Джон обернулся и успел заметить крупную черноволосую женщину с ястребиным носом. Она выкрикивала ругательства на испанском и размахивала ярко-оранжевой шваброй. Причём Кэлтону показалось, что она не ставила целью попасть именно по нему. Скорее, ей было важно выплеснуть накопившиеся эмоции.
Из криков женщины Джон разобрал, что верзила приходится ей мужем. Сегодня он вернулся домой пьяным и без зарплаты. Испанка пыталась выяснить у благоверного, где деньги, заодно посвящая всю улицу в подробности их личной жизни.
Джону ещё дважды перепало шваброй по голове, прежде чем ему удалось сдвинуть верзилу в сторону и освободить Софию.
Испанка, углядев, на ком именно лежал её муж, разразилась новой серией проклятий, размахивая шваброй с удвоенным рвением. Теперь уже удары сыпались безостановочно, перепало и верзиле, и Джону, и Софии.
Едва сумев выбраться из-под шквального огня, Кэлтон поспешил увести девушку подальше от ревнивой жены, которая всё кричала и сыпала оскорблениями им вслед, но от своего мужа не отошла ни на шаг.
София испуганно жалась к Джону, вцепившись в его футболку. Кэлтон привёл её в небольшой сквер и усадил на скамейку недалеко от фонтана. Девушку трясло, она стучала зубами и отказывалась разжимать кулаки, державшие его за одежду. Джон осторожно взял её сцепленные пальцы в свои ладони и аккуратно распрямил.
– Я никуда не уйду, – успокоил он её и подошёл к фонтану.
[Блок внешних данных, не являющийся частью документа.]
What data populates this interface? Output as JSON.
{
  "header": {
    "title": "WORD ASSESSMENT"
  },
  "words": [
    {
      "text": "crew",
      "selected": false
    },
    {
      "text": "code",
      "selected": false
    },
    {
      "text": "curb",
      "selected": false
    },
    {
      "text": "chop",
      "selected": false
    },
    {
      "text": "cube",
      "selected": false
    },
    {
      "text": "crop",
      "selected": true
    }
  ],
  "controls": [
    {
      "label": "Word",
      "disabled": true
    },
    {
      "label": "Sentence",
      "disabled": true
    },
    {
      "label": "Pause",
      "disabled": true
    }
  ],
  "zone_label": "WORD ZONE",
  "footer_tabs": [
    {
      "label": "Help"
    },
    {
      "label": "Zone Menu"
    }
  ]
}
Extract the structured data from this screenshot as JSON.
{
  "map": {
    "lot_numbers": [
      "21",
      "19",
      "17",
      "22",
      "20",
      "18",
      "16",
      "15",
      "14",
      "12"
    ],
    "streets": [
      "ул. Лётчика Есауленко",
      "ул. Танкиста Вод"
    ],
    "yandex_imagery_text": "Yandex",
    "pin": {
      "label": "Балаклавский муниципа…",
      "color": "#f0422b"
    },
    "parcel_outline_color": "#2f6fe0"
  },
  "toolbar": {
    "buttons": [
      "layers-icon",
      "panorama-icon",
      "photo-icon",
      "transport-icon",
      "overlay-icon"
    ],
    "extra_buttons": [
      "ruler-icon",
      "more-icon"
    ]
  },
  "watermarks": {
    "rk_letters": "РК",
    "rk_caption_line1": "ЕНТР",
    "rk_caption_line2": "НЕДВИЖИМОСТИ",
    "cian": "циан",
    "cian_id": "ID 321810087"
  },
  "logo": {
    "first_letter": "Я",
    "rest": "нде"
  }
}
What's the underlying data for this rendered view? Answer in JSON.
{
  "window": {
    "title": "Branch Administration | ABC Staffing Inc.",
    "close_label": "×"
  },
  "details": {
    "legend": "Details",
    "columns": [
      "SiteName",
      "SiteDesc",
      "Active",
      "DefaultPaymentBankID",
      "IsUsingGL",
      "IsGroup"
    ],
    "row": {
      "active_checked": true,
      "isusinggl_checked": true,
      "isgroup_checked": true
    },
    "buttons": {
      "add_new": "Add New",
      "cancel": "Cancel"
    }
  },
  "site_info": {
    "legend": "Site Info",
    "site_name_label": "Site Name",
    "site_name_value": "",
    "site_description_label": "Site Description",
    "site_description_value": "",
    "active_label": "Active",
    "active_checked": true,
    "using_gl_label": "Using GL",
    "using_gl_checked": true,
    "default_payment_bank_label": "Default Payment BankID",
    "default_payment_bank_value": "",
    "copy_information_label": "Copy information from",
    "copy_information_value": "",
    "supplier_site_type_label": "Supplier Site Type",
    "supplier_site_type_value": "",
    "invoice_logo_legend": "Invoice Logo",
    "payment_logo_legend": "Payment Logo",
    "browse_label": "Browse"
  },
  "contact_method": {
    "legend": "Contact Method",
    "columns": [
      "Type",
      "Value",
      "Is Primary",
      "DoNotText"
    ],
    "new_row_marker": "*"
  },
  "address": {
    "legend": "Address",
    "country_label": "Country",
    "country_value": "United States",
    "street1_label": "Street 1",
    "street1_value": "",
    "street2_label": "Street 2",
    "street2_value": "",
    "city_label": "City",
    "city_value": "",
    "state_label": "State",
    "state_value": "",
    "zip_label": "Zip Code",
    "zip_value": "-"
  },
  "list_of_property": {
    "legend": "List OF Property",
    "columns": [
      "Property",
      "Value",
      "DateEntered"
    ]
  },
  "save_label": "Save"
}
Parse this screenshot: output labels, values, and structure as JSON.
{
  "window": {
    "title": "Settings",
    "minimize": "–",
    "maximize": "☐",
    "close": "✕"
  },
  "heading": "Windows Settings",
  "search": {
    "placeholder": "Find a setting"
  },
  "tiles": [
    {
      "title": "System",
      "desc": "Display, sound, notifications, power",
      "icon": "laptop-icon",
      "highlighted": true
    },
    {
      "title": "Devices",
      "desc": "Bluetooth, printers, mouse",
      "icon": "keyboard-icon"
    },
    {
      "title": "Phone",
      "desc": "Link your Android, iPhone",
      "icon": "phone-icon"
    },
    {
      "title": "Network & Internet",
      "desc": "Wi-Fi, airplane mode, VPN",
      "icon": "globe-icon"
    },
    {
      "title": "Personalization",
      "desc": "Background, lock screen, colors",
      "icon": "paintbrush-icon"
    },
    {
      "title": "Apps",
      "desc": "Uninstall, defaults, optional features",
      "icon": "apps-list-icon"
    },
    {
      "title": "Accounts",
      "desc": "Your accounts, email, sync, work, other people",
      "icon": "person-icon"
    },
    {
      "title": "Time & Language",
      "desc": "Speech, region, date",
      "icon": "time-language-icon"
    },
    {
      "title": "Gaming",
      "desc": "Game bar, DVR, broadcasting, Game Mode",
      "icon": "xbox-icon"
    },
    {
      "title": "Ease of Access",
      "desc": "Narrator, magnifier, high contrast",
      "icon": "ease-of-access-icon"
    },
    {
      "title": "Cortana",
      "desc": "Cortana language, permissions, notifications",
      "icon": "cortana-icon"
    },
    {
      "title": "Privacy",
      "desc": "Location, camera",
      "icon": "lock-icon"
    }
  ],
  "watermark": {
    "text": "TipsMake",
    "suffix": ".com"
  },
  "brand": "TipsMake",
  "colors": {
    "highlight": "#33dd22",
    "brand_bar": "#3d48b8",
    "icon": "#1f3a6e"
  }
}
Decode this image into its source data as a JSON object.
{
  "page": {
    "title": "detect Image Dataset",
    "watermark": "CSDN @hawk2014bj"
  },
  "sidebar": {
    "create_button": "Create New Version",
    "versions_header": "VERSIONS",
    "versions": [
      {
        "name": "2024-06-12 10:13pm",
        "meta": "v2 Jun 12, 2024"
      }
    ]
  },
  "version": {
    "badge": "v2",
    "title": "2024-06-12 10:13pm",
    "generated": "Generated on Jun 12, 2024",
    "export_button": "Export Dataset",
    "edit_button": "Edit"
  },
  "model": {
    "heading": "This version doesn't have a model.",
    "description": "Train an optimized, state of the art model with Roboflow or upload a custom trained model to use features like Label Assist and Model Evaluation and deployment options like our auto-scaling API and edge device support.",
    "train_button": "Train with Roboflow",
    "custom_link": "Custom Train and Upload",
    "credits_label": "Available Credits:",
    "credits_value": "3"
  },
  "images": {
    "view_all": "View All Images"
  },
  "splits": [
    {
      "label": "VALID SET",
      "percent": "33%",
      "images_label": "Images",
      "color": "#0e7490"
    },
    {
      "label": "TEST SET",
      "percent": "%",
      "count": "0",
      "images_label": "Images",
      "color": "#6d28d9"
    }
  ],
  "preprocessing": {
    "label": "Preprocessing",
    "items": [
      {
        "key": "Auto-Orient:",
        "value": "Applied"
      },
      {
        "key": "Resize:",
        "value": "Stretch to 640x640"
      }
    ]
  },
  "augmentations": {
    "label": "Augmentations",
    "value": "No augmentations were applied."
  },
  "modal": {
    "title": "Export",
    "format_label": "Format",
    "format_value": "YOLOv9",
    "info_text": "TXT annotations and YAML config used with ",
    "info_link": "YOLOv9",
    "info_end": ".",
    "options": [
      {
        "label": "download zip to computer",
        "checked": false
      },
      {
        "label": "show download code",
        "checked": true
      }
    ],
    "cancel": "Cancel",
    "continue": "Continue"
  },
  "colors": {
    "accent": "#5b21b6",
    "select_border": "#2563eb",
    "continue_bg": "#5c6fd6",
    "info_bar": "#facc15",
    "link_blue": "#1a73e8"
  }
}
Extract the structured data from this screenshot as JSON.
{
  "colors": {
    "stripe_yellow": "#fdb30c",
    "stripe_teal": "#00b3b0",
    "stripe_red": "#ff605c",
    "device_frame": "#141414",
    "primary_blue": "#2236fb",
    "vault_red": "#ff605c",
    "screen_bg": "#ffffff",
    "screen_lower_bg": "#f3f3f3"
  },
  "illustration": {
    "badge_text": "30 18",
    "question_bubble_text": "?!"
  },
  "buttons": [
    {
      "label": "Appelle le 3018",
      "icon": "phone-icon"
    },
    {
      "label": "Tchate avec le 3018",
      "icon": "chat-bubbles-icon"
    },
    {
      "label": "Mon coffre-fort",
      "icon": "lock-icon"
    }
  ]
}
Опустил в воду руки и смыл с них налипшую пыль, поплескал немного на лицо. Висок тут же защипало. Джон коснулся кожи пальцами и обнаружил небольшую ссадину.
– Что ей было нужно? – спросила София, усаживая на бортик фонтана и тоже плескаясь водой.
– Ты разлеглась прямо под её мужем, – усмехнулся Джон.
– Ну тогда её недовольство понятно, – девушка улыбнулась в ответ. – Ой, у тебя ранка…
Она подошла ближе и подняла руку, словно хотела коснуться, но не решилась.
– Нам нужна медицинская помощь. Идём, – София протянула руку и выжидающе посмотрела на него. Джон взял её ладонь и легонько сжал.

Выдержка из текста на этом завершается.